Indagini parallele e opposte, quelle di Tito e Chicche’: che si trovano così a vivere una situazione anche affettiva da «convergenza parallela», sia pur dialettica, registrata da Tito in un diario criptato nel quale ricostruisce fatti e documenti sugli anni di piombo, delle manipolazioni e dei tentati colpi di Stato. Una convergenza che nel caso di Chicche’ gode dell’aiuto del padre che di quando in quando gli appare in forma di fantasma, narrandogli la sua storia nei più minuti particolari.
Aspetti che dicono d’un muoversi di Callieri entro precisi riferimenti letterari.

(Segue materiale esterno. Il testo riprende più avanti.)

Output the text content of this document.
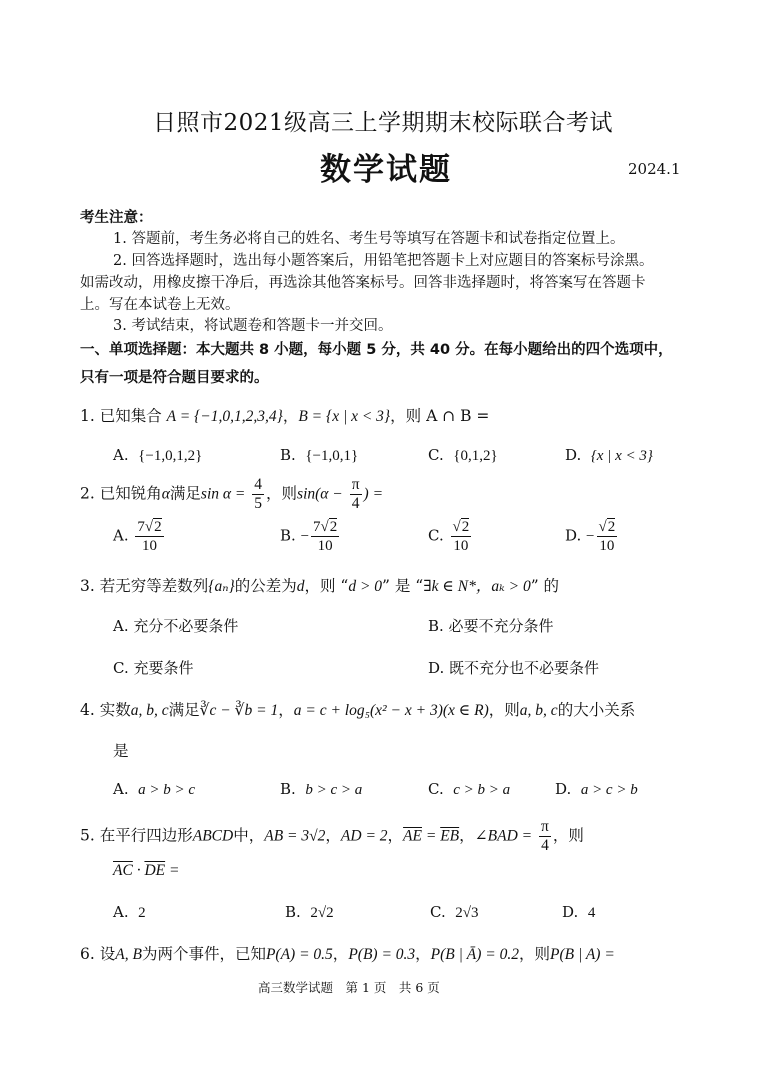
日照市2021级高三上学期期末校际联合考试
数学试题	2024.1
考生注意：
1. 答题前，考生务必将自己的姓名、考生号等填写在答题卡和试卷指定位置上。
2. 回答选择题时，选出每小题答案后，用铅笔把答题卡上对应题目的答案标号涂黑。
如需改动，用橡皮擦干净后，再选涂其他答案标号。回答非选择题时，将答案写在答题卡
上。写在本试卷上无效。
3. 考试结束，将试题卷和答题卡一并交回。
一、单项选择题：本大题共 8 小题，每小题 5 分，共 40 分。在每小题给出的四个选项中，
只有一项是符合题目要求的。
1. 已知集合 A = {−1,0,1,2,3,4}，B = {x | x < 3}，则 A ∩ B =
A. {−1,0,1,2}	B. {−1,0,1}	C. {0,1,2}	D. {x | x < 3}
2. 已知锐角α满足$\sin \alpha = \frac{4}{5}$ ，则$\sin(\alpha - \frac{\pi}{4}$ ) =
A. $\frac{7√2}{10}$	B. − $\frac{7√2}{10}$	C. $\frac{√2}{10}$	D. − $\frac{√2}{10}$
3. 若无穷等差数列{aₙ}的公差为d，则 “d > 0” 是 “∃k ∈ N*，aₖ > 0” 的
A. 充分不必要条件	B. 必要不充分条件
C. 充要条件	D. 既不充分也不必要条件
4. 实数a, b, c满足∛c − ∛b = 1，a = c + log₅(x² − x + 3)(x ∈ R)，则a, b, c的大小关系
是
A. a > b > c	B. b > c > a	C. c > b > a	D. a > c > b
5. 在平行四边形ABCD中，AB = 3√2，AD = 2，$\overline{AE} = \overline{EB}$，∠BAD = $\frac{\pi}{4}$ ，则
$\overline{AC} \cdot \overline{DE}$ =
A. 2	B. 2√2	C. 2√3	D. 4
6. 设A, B为两个事件，已知P(A) = 0.5，P(B) = 0.3，P(B | Ā) = 0.2，则P(B | A) =
高三数学试题　第 1 页　共 6 页
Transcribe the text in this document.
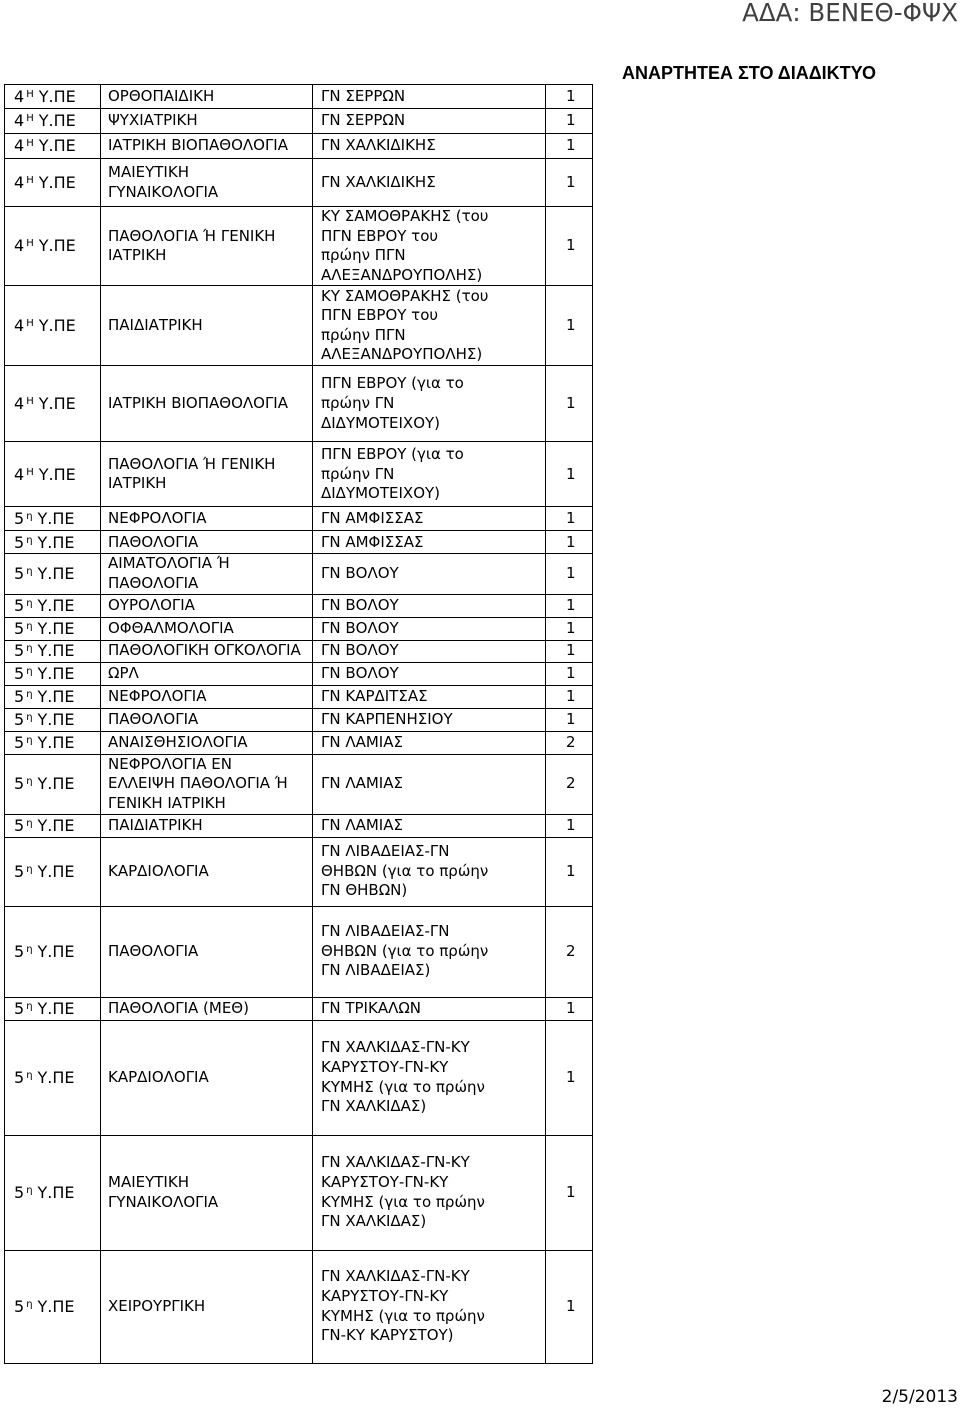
ΑΔΑ: ΒΕΝΕΘ-ΦΨΧ
ΑΝΑΡΤΗΤΕΑ ΣΤΟ ΔΙΑΔΙΚΤΥΟ
4 $^H$ Υ.ΠΕ	ΟΡΘΟΠΑΙΔΙΚΗ	ΓΝ ΣΕΡΡΩΝ	1
4 $^H$ Υ.ΠΕ	ΨΥΧΙΑΤΡΙΚΗ	ΓΝ ΣΕΡΡΩΝ	1
4 $^H$ Υ.ΠΕ	ΙΑΤΡΙΚΗ ΒΙΟΠΑΘΟΛΟΓΙΑ	ΓΝ ΧΑΛΚΙΔΙΚΗΣ	1
4 $^H$ Υ.ΠΕ	ΜΑΙΕΥΤΙΚΗ
ΓΥΝΑΙΚΟΛΟΓΙΑ	ΓΝ ΧΑΛΚΙΔΙΚΗΣ	1
4 $^H$ Υ.ΠΕ	ΠΑΘΟΛΟΓΙΑ Ή ΓΕΝΙΚΗ
ΙΑΤΡΙΚΗ	ΚΥ ΣΑΜΟΘΡΑΚΗΣ (του
ΠΓΝ ΕΒΡΟΥ του
πρώην ΠΓΝ
ΑΛΕΞΑΝΔΡΟΥΠΟΛΗΣ)	1
4 $^H$ Υ.ΠΕ	ΠΑΙΔΙΑΤΡΙΚΗ	ΚΥ ΣΑΜΟΘΡΑΚΗΣ (του
ΠΓΝ ΕΒΡΟΥ του
πρώην ΠΓΝ
ΑΛΕΞΑΝΔΡΟΥΠΟΛΗΣ)	1
4 $^H$ Υ.ΠΕ	ΙΑΤΡΙΚΗ ΒΙΟΠΑΘΟΛΟΓΙΑ	ΠΓΝ ΕΒΡΟΥ (για το
πρώην ΓΝ
ΔΙΔΥΜΟΤΕΙΧΟΥ)	1
4 $^H$ Υ.ΠΕ	ΠΑΘΟΛΟΓΙΑ Ή ΓΕΝΙΚΗ
ΙΑΤΡΙΚΗ	ΠΓΝ ΕΒΡΟΥ (για το
πρώην ΓΝ
ΔΙΔΥΜΟΤΕΙΧΟΥ)	1
5 $^\eta$ Υ.ΠΕ	ΝΕΦΡΟΛΟΓΙΑ	ΓΝ ΑΜΦΙΣΣΑΣ	1
5 $^\eta$ Υ.ΠΕ	ΠΑΘΟΛΟΓΙΑ	ΓΝ ΑΜΦΙΣΣΑΣ	1
5 $^\eta$ Υ.ΠΕ	ΑΙΜΑΤΟΛΟΓΙΑ Ή
ΠΑΘΟΛΟΓΙΑ	ΓΝ ΒΟΛΟΥ	1
5 $^\eta$ Υ.ΠΕ	ΟΥΡΟΛΟΓΙΑ	ΓΝ ΒΟΛΟΥ	1
5 $^\eta$ Υ.ΠΕ	ΟΦΘΑΛΜΟΛΟΓΙΑ	ΓΝ ΒΟΛΟΥ	1
5 $^\eta$ Υ.ΠΕ	ΠΑΘΟΛΟΓΙΚΗ ΟΓΚΟΛΟΓΙΑ	ΓΝ ΒΟΛΟΥ	1
5 $^\eta$ Υ.ΠΕ	ΩΡΛ	ΓΝ ΒΟΛΟΥ	1
5 $^\eta$ Υ.ΠΕ	ΝΕΦΡΟΛΟΓΙΑ	ΓΝ ΚΑΡΔΙΤΣΑΣ	1
5 $^\eta$ Υ.ΠΕ	ΠΑΘΟΛΟΓΙΑ	ΓΝ ΚΑΡΠΕΝΗΣΙΟΥ	1
5 $^\eta$ Υ.ΠΕ	ΑΝΑΙΣΘΗΣΙΟΛΟΓΙΑ	ΓΝ ΛΑΜΙΑΣ	2
5 $^\eta$ Υ.ΠΕ	ΝΕΦΡΟΛΟΓΙΑ ΕΝ
ΕΛΛΕΙΨΗ ΠΑΘΟΛΟΓΙΑ Ή
ΓΕΝΙΚΗ ΙΑΤΡΙΚΗ	ΓΝ ΛΑΜΙΑΣ	2
5 $^\eta$ Υ.ΠΕ	ΠΑΙΔΙΑΤΡΙΚΗ	ΓΝ ΛΑΜΙΑΣ	1
5 $^\eta$ Υ.ΠΕ	ΚΑΡΔΙΟΛΟΓΙΑ	ΓΝ ΛΙΒΑΔΕΙΑΣ-ΓΝ
ΘΗΒΩΝ (για το πρώην
ΓΝ ΘΗΒΩΝ)	1
5 $^\eta$ Υ.ΠΕ	ΠΑΘΟΛΟΓΙΑ	ΓΝ ΛΙΒΑΔΕΙΑΣ-ΓΝ
ΘΗΒΩΝ (για το πρώην
ΓΝ ΛΙΒΑΔΕΙΑΣ)	2
5 $^\eta$ Υ.ΠΕ	ΠΑΘΟΛΟΓΙΑ (ΜΕΘ)	ΓΝ ΤΡΙΚΑΛΩΝ	1
5 $^\eta$ Υ.ΠΕ	ΚΑΡΔΙΟΛΟΓΙΑ	ΓΝ ΧΑΛΚΙΔΑΣ-ΓΝ-ΚΥ
ΚΑΡΥΣΤΟΥ-ΓΝ-ΚΥ
ΚΥΜΗΣ (για το πρώην
ΓΝ ΧΑΛΚΙΔΑΣ)	1
5 $^\eta$ Υ.ΠΕ	ΜΑΙΕΥΤΙΚΗ
ΓΥΝΑΙΚΟΛΟΓΙΑ	ΓΝ ΧΑΛΚΙΔΑΣ-ΓΝ-ΚΥ
ΚΑΡΥΣΤΟΥ-ΓΝ-ΚΥ
ΚΥΜΗΣ (για το πρώην
ΓΝ ΧΑΛΚΙΔΑΣ)	1
5 $^\eta$ Υ.ΠΕ	ΧΕΙΡΟΥΡΓΙΚΗ	ΓΝ ΧΑΛΚΙΔΑΣ-ΓΝ-ΚΥ
ΚΑΡΥΣΤΟΥ-ΓΝ-ΚΥ
ΚΥΜΗΣ (για το πρώην
ΓΝ-ΚΥ ΚΑΡΥΣΤΟΥ)	1
2/5/2013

Espliciti con l’Orestea di Eschilo e Amleto per la vendetta e il fantasma, ma pure per una modalità di rappresentazione drammaturgica; intarsiati da citazioni dantesche e bibliche o di canzoni da Springsteen a Vecchioni; e ora sotterranei, dissimulati in espressioni dialettali o gergali, e pure metaforizzate, come quelle cavallette che Chicche’ avverte rodergli il cervello e con cui cerca di convivere anche sorridendone. Senza dimenticare il titolo da Gödel che offre la poetica di fondo del romanzo, ricordando che nessuna delle prospettive che si assumono può assurgere a veritiera. Tutto per un testo ricco che inizialmente spiazza il lettore; salvo acquisire gradualmente fluidità e ritmo col chiarirsi d’una storia che scorre tra tensione, dramma, mistero, realtà, ma anche poesia e ironia. Perché ironia è lo strumento col quale Chicche’ cerca di esorcizzare incertezze e paure (anche di innamorarsi). È la voce d’una persona spesso indecisa che avverte però la necessità di diventare un certo punto decisionista, e che si intride di malinconia – anche per quei rapporti familiari o malvissuti o venuti meno – nel suo continuo braccio di ferro tra volontà di ricordare o dimenticare, o non voler venire a sapere.
Un racconto che sa gestire in equilibrio storie personali e Storia anche grazie a differenti modalità di scrittura e a personaggi ben delineati. Anche i secondari, come l’amico Luca, la curiosa Iolanda o i due vecchi nostalgici della guerra di Spagna; ciascuno con una sua specifica voce e tonalità.